Now we had over 7500 individual cases across three countries updating automatically. We believe this is the biggest public individual Novel Coronavirus case details assembled. Check it out for yourself.
Using Case Details Data
The motivation for gathering this data was to reproduce the China CDC Table 1. This data can support creating mortality rates by age range and sex. We built views and sample queries to generate those tables in Dolt.
timsehn$ dolt sql -q "select * from mortality_rate_by_sex where sex is not null"
| sex | cases | deaths | mortality_rate |
| F | 563 | 12 | 0.021314383425509162 |
| M | 477 | 27 | 0.05660376171828895 |
You can view reproductions of the mortality rate by age range and mortality rate by sex tables using Singapore, Hong Kong, and South Korea on DoltHub.
The mortality rates by patient days are also within reach. Most of the cases have confirmed date and some even have symptomatic date. Feel free to clone the repository and explore for yourself.
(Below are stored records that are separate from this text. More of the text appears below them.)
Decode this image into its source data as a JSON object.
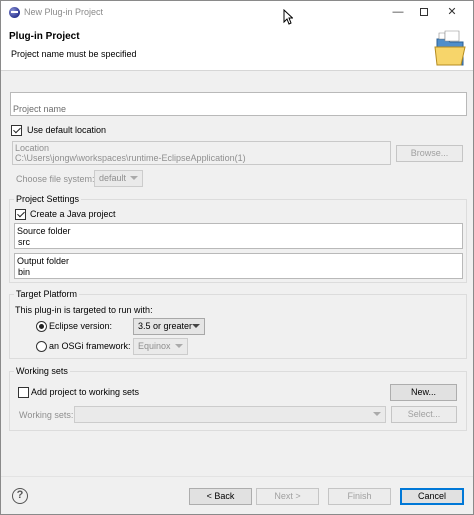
{
  "window": {
    "title": "New Plug-in Project",
    "minimize_glyph": "—",
    "close_glyph": "✕"
  },
  "header": {
    "title": "Plug-in Project",
    "message": "Project name must be specified"
  },
  "project_name": {
    "placeholder": "Project name",
    "value": ""
  },
  "location": {
    "use_default_label": "Use default location",
    "use_default_checked": true,
    "label": "Location",
    "value": "C:\\Users\\jongw\\workspaces\\runtime-EclipseApplication(1)",
    "browse_label": "Browse...",
    "file_system_label": "Choose file system:",
    "file_system_value": "default"
  },
  "project_settings": {
    "group_label": "Project Settings",
    "create_java_label": "Create a Java project",
    "create_java_checked": true,
    "source_folder_label": "Source folder",
    "source_folder_value": "src",
    "output_folder_label": "Output folder",
    "output_folder_value": "bin"
  },
  "target_platform": {
    "group_label": "Target Platform",
    "description": "This plug-in is targeted to run with:",
    "eclipse_label": "Eclipse version:",
    "eclipse_selected": true,
    "eclipse_version": "3.5 or greater",
    "osgi_label": "an OSGi framework:",
    "osgi_value": "Equinox"
  },
  "working_sets": {
    "group_label": "Working sets",
    "add_label": "Add project to working sets",
    "add_checked": false,
    "new_label": "New...",
    "sets_label": "Working sets:",
    "select_label": "Select..."
  },
  "footer": {
    "help_glyph": "?",
    "back_label": "< Back",
    "next_label": "Next >",
    "finish_label": "Finish",
    "cancel_label": "Cancel"
  },
  "colors": {
    "accent": "#0078d7",
    "background": "#f0f0f0"
  }
}
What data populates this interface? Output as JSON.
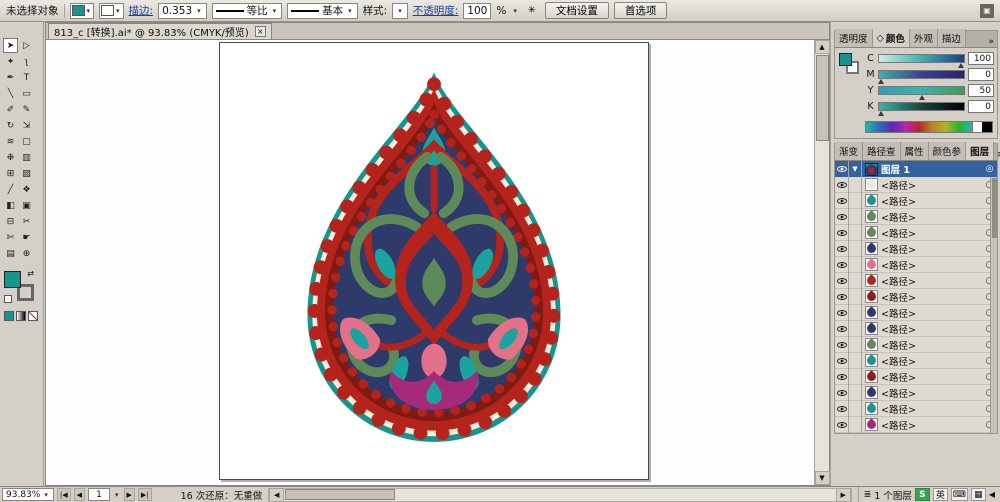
{
  "options_bar": {
    "status": "未选择对象",
    "stroke_label": "描边:",
    "stroke_weight": "0.353",
    "profile_label": "等比",
    "brush_label": "基本",
    "style_label": "样式:",
    "opacity_label": "不透明度:",
    "opacity_value": "100",
    "opacity_unit": "%",
    "doc_setup_button": "文档设置",
    "preferences_button": "首选项"
  },
  "document_tab": {
    "title": "813_c [转换].ai* @ 93.83% (CMYK/预览)",
    "close_glyph": "×"
  },
  "icons": {
    "dropdown": "▾",
    "scroll_up": "▲",
    "scroll_down": "▼",
    "scroll_left": "◀",
    "scroll_right": "▶",
    "nav_first": "|◀",
    "nav_prev": "◀",
    "nav_next": "▶",
    "nav_last": "▶|",
    "overflow": "»",
    "panel_menu": "≡",
    "recolor": "✳",
    "swap": "⇄",
    "collapse": "◀",
    "layers_mini": "≣",
    "panel_toggle": "▣"
  },
  "tools": [
    {
      "name": "selection-tool",
      "glyph": "➤"
    },
    {
      "name": "direct-selection-tool",
      "glyph": "▷"
    },
    {
      "name": "magic-wand-tool",
      "glyph": "✦"
    },
    {
      "name": "lasso-tool",
      "glyph": "ʅ"
    },
    {
      "name": "pen-tool",
      "glyph": "✒"
    },
    {
      "name": "type-tool",
      "glyph": "T"
    },
    {
      "name": "line-segment-tool",
      "glyph": "╲"
    },
    {
      "name": "rectangle-tool",
      "glyph": "▭"
    },
    {
      "name": "paintbrush-tool",
      "glyph": "✐"
    },
    {
      "name": "pencil-tool",
      "glyph": "✎"
    },
    {
      "name": "rotate-tool",
      "glyph": "↻"
    },
    {
      "name": "scale-tool",
      "glyph": "⇲"
    },
    {
      "name": "warp-tool",
      "glyph": "≋"
    },
    {
      "name": "free-transform-tool",
      "glyph": "▢"
    },
    {
      "name": "symbol-sprayer-tool",
      "glyph": "❉"
    },
    {
      "name": "graph-tool",
      "glyph": "▥"
    },
    {
      "name": "mesh-tool",
      "glyph": "⊞"
    },
    {
      "name": "gradient-tool",
      "glyph": "▧"
    },
    {
      "name": "eyedropper-tool",
      "glyph": "╱"
    },
    {
      "name": "blend-tool",
      "glyph": "❖"
    },
    {
      "name": "live-paint-bucket-tool",
      "glyph": "◧"
    },
    {
      "name": "live-paint-selection-tool",
      "glyph": "▣"
    },
    {
      "name": "crop-area-tool",
      "glyph": "⊟"
    },
    {
      "name": "slice-tool",
      "glyph": "✂"
    },
    {
      "name": "scissors-tool",
      "glyph": "✄"
    },
    {
      "name": "hand-tool",
      "glyph": "☛"
    },
    {
      "name": "page-tool",
      "glyph": "▤"
    },
    {
      "name": "zoom-tool",
      "glyph": "⊕"
    }
  ],
  "color_panel": {
    "tabs": [
      "透明度",
      "颜色",
      "外观",
      "描边"
    ],
    "active_tab_icon": "◇",
    "channels": [
      {
        "label": "C",
        "value": "100",
        "pos_css": "97%",
        "grad": "linear-gradient(90deg,#cdeee9,#36b5ae,#173f8f)"
      },
      {
        "label": "M",
        "value": "0",
        "pos_css": "2%",
        "grad": "linear-gradient(90deg,#36b5ae,#3a3f96,#2a2470)"
      },
      {
        "label": "Y",
        "value": "50",
        "pos_css": "50%",
        "grad": "linear-gradient(90deg,#2e9ec0,#36b5ae,#3aa04e)"
      },
      {
        "label": "K",
        "value": "0",
        "pos_css": "2%",
        "grad": "linear-gradient(90deg,#36b5ae,#14453f,#000000)"
      }
    ]
  },
  "layers_panel": {
    "tabs": [
      "渐变",
      "路径查",
      "属性",
      "颜色参",
      "图层"
    ],
    "layer_name": "图层 1",
    "expander_glyph": "▼",
    "head_target_glyph": "◎",
    "row_target_glyph": "○",
    "rows": [
      {
        "label": "<路径>",
        "color": "#ece8da"
      },
      {
        "label": "<路径>",
        "color": "#1b9694"
      },
      {
        "label": "<路径>",
        "color": "#5d8a58"
      },
      {
        "label": "<路径>",
        "color": "#5d8a58"
      },
      {
        "label": "<路径>",
        "color": "#2e3a69"
      },
      {
        "label": "<路径>",
        "color": "#e27189"
      },
      {
        "label": "<路径>",
        "color": "#b5231d"
      },
      {
        "label": "<路径>",
        "color": "#8c2018"
      },
      {
        "label": "<路径>",
        "color": "#2e3a69"
      },
      {
        "label": "<路径>",
        "color": "#2e3a69"
      },
      {
        "label": "<路径>",
        "color": "#5d8a58"
      },
      {
        "label": "<路径>",
        "color": "#1b9694"
      },
      {
        "label": "<路径>",
        "color": "#8c2018"
      },
      {
        "label": "<路径>",
        "color": "#2e3a69"
      },
      {
        "label": "<路径>",
        "color": "#1b9694"
      },
      {
        "label": "<路径>",
        "color": "#a62a7a"
      }
    ]
  },
  "status_bar": {
    "zoom": "93.83%",
    "page": "1",
    "history": "16 次还原：无重做",
    "layers_info": "1 个图层",
    "ime_badge": "S",
    "lang_badge": "英",
    "tray_icon_1": "⌨",
    "tray_icon_2": "▦"
  },
  "ornament": {
    "palette": {
      "teal": "#17948e",
      "teal2": "#1aa3a0",
      "cream": "#f2eedd",
      "red": "#b5231d",
      "maroon": "#801b13",
      "navy": "#2e3a69",
      "green": "#5d8a58",
      "pink": "#e27189",
      "magenta": "#a62a7a"
    }
  }
}
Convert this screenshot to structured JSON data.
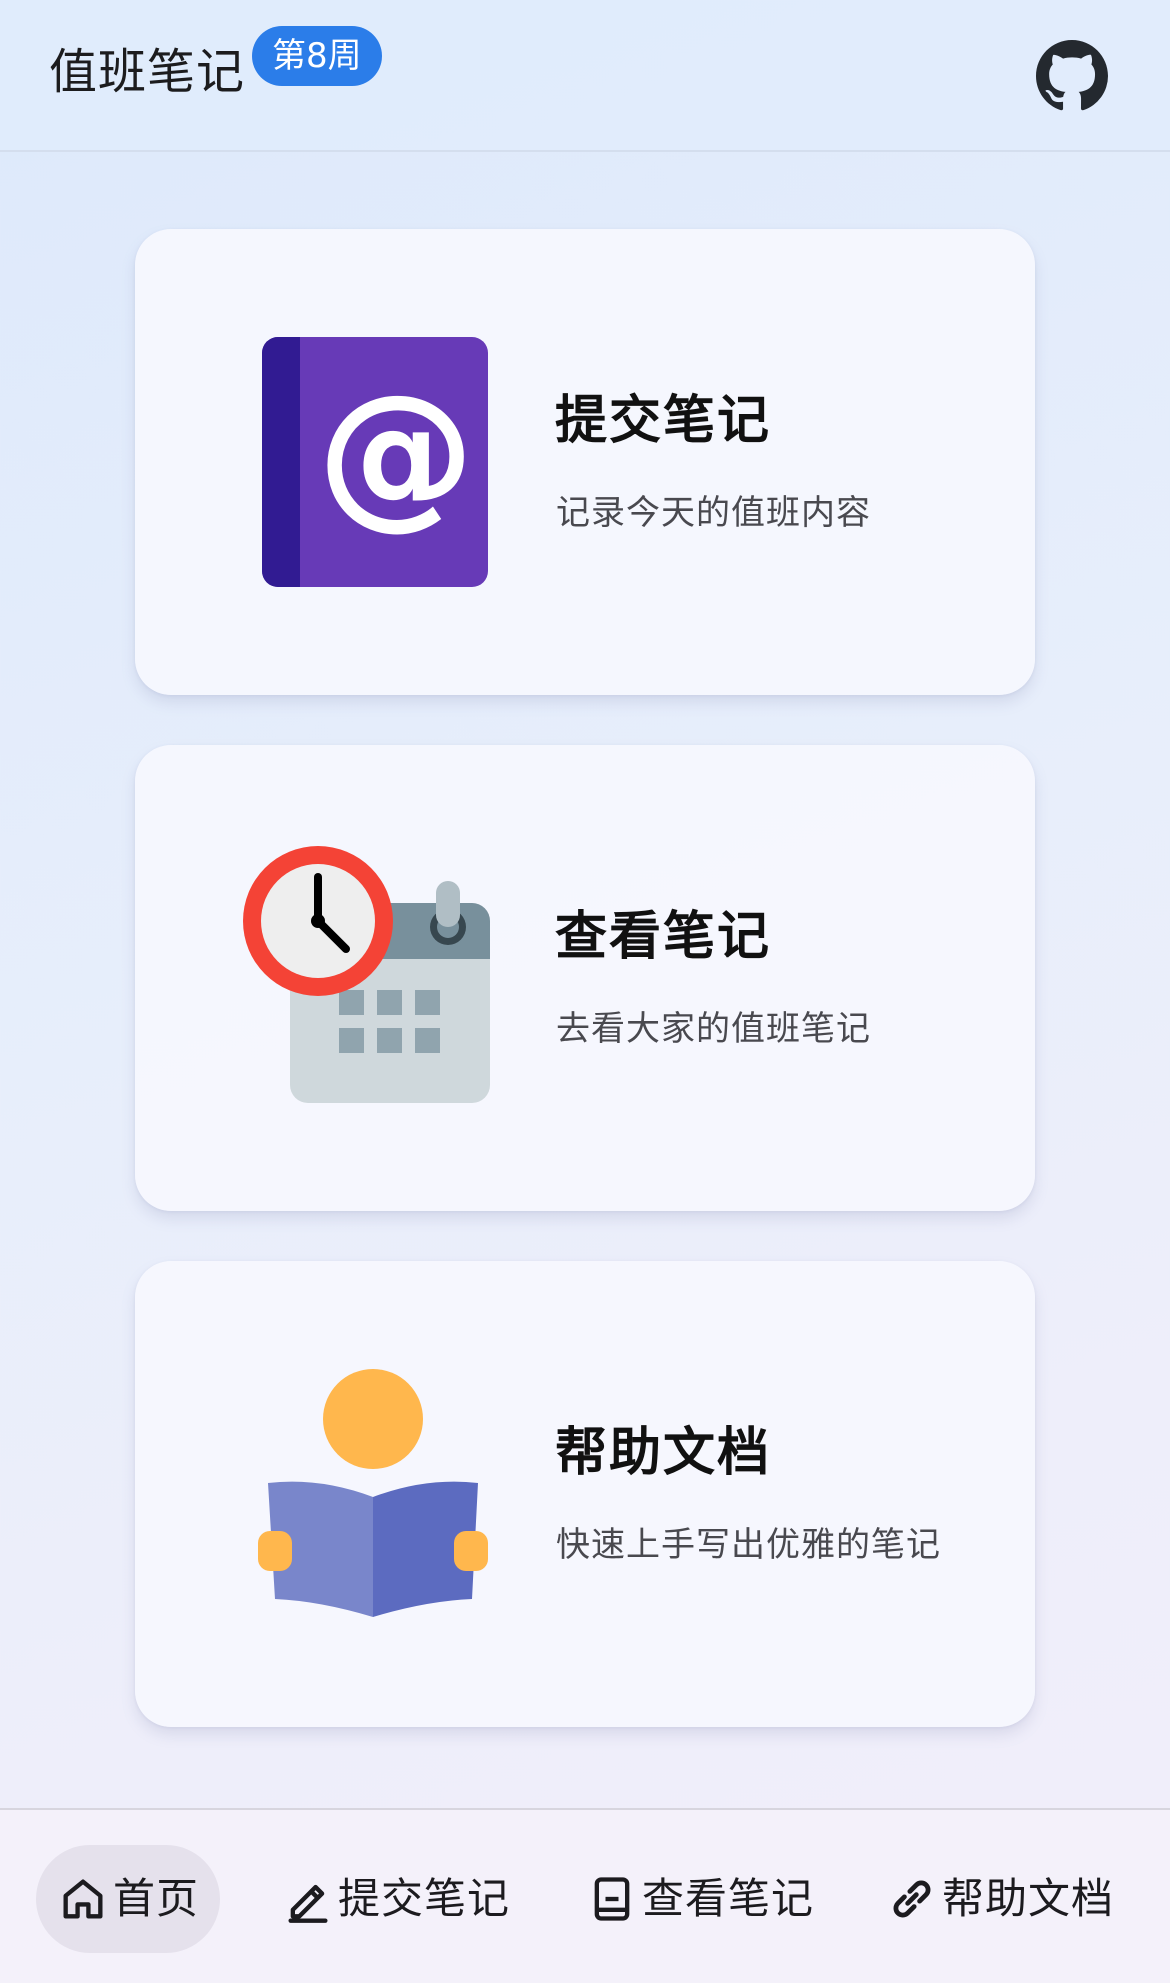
{
  "header": {
    "title": "值班笔记",
    "week_badge": "第8周",
    "github_icon": "github-icon"
  },
  "cards": [
    {
      "title": "提交笔记",
      "subtitle": "记录今天的值班内容",
      "icon": "address-book-at-icon"
    },
    {
      "title": "查看笔记",
      "subtitle": "去看大家的值班笔记",
      "icon": "calendar-clock-icon"
    },
    {
      "title": "帮助文档",
      "subtitle": "快速上手写出优雅的笔记",
      "icon": "reading-person-icon"
    }
  ],
  "bottom_nav": {
    "active": "首页",
    "items": [
      {
        "label": "首页",
        "icon": "home-icon"
      },
      {
        "label": "提交笔记",
        "icon": "pencil-icon"
      },
      {
        "label": "查看笔记",
        "icon": "document-icon"
      },
      {
        "label": "帮助文档",
        "icon": "link-icon"
      }
    ]
  },
  "colors": {
    "badge": "#2b7de9",
    "book_purple": "#673ab7",
    "book_spine": "#311b92",
    "clock_red": "#f44336",
    "calendar_gray": "#cfd8dc",
    "calendar_header": "#78909c",
    "reader_orange": "#ffb74d",
    "reader_book": "#5c6bc0",
    "nav_active_bg": "#e5e1ec"
  }
}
Moreover, we also produced mortality rates by sex and age range showing that at every age range men do markedly worse than women combating the virus. This is a new view that was not included in the China CDC report.
We're still looking for more sources of individual case details. If you find some, please email me at email@example.com.
We considered sourcing case details from news articles and using DoltHub's pull request system to manage our work. An early iteration of what that might look like can be seen here. If you are interested in that work, also please let me know.
We hope Dolt and DoltHub are useful in spreading information about the Novel Coronavirus (COVID-19). We will continue to support the data effort as best we can.